Lettre ouverte de professeurs de Lettres de Beauvais (60)

Lettre ouverte adressée à Jean-Michel Blanquer par des professeurs de Lettres de lycées beauvaisiens.

Monsieur le Ministre,

Cette lettre est un appel à l'aide : notre seul véritable moyen d'exprimer toute l'ampleur de notre désarroi professionnel, intellectuel et moral.

Vous semblez nous mépriser et nous crier notre incompétence, tout en faisant des économies honteuses sur le dos de contractuels qui ne sont justement ni formés ni diplômés, tout en diminuant toujours plus les dotations horaires, obligeant certains collègues à mettre en place des heures de permanence bénévoles pour remplacer les heures d'accompagnement personnalisé et à se battre auprès de l'administration avec les collègues d'autres disciplines pour conserver une malheureuse heure dédoublée.

La réforme du lycée nous infantilise et nous prive de notre libre-arbitre. En seconde, elle nous impose des tests de positionnement, comme si nous ne savions pas déceler nous-mêmes les difficultés de nos élèves. En première, elle nous impose de nous justifier lorsque nous n'aurons pas fait le nombre de textes exigé pour l'oral du bac, comme si nous pouvions avoir d'autres raisons moins avouables qu'un pragmatisme parfaitement professionnel et notre bienveillance à l'égard de nos élèves ‒ comme si nous pouvions être sanctionnés pour cela !

La réforme du lycée, et en particulier celle des programmes de français de première, avec ses œuvres imposées, nous ôte notre liberté pédagogique : la liberté de faire étudier des œuvres que nous maîtrisons particulièrement et qui nous touchent personnellement, mais aussi, et surtout, la liberté de choisir des œuvres adaptées à nos élèves.

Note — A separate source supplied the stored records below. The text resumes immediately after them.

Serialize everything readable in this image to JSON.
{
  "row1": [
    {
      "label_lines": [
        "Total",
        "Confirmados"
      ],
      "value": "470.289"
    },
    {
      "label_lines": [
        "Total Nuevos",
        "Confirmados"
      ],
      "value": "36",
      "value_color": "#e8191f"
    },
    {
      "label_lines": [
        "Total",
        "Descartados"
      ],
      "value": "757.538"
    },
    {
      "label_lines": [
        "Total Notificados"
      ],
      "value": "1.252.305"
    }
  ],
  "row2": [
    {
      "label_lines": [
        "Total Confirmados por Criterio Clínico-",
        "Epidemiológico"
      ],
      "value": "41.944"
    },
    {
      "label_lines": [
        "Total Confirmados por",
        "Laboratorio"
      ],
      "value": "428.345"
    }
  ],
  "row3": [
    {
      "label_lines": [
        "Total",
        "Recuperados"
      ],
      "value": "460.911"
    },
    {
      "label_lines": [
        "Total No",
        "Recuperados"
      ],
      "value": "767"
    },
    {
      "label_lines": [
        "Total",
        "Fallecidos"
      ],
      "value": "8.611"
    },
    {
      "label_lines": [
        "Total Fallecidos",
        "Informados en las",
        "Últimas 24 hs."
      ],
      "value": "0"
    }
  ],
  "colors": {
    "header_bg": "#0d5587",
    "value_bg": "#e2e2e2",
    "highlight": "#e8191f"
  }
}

La réforme du lycée, et en particulier celle des programmes de français de première, nous impose des contenus beaucoup trop ambitieux, complètement déconnectés de notre réalité quotidienne qui est composée de classes hétérogènes de 35 élèves. Elle nous impose un bachotage vide de sens, pour nous comme pour nos élèves. Elle induit la fabrication de moutons, non l'éducation de citoyens.

La réforme du lycée, et en particulier celle des programmes de français de première, se fait la complice des préjugés éhontés qui discréditent notre profession (mais n'encouragent pourtant pas les inscriptions aux concours). Le renouvellement, même au quart, chaque année, des œuvres imposées, entretient le mythe de l'enseignant fainéant, comme si nous ne passions pas déjà des heures à reprendre, modifier, adapter nos cours, à revoir nos approches pédagogiques ou changer nos supports en fonction des profils de nos classes.

La réforme du lycée reste floue, et en particulier sur la spécialité « Humanités, littérature et philosophie ». Aucun cadre n'est prévu pour nous aider à mettre en œuvre le co-enseignement avec les collègues de philosophie et nous n'avons aucune information précise sur les attentes de l'épreuve de bac et sur les conditions de correction. Les thèmes choisis sont exagérément ambitieux pour un maigre volume-horaire tandis que l'épreuve réservée aux renonçants, réduite à une heure par discipline, est ouvertement dénuée d’exigences. La suppression d’une des trois spécialités en terminale conduit de nombreux élèves à choisir celle-ci dans l’optique de l’abandonner, ce qui induit un manque de motivation des élèves malgré un travail conséquent des enseignants. Enfin, la mise en concurrence avec d’autres spécialités aboutit à une surenchère, met sous tension des postes dans certaines disciplines et conduit les élèves à adopter un comportement de consommateurs ou de spéculateurs soucieux de rentabilité à court terme.

Les mêmes griefs pourraient être formulés concernant la spécialité pompeusement intitulée « Littérature, langues et cultures de l’Antiquité », censée accueillir des débutants qui devront en quelques mois être capables d’analyser des « faits de langue » avec des horaires bien souvent réduits ! Ceux-ci ne savent même pas si la spécialité sera maintenue en Terminale, du fait des petits effectifs, et sont regroupés, pour la même raison, avec des initiés et des élèves ayant choisi le latin en option.

Nous restons persuadés que l'éducation d'êtres humains et de futurs citoyens n'a pas vocation à être rentable, que ce soit d'un point de vue financier ou électoral, et que nos élèves sont bien plus que des quotas.

Nous vous prions d’agréer, Monsieur, l’expression de nos salutations les plus respectueuses.

Des enseignants de Lettres des lycées Paul Langevin, Jeanne Hachette, François Truffaut et Félix Faure.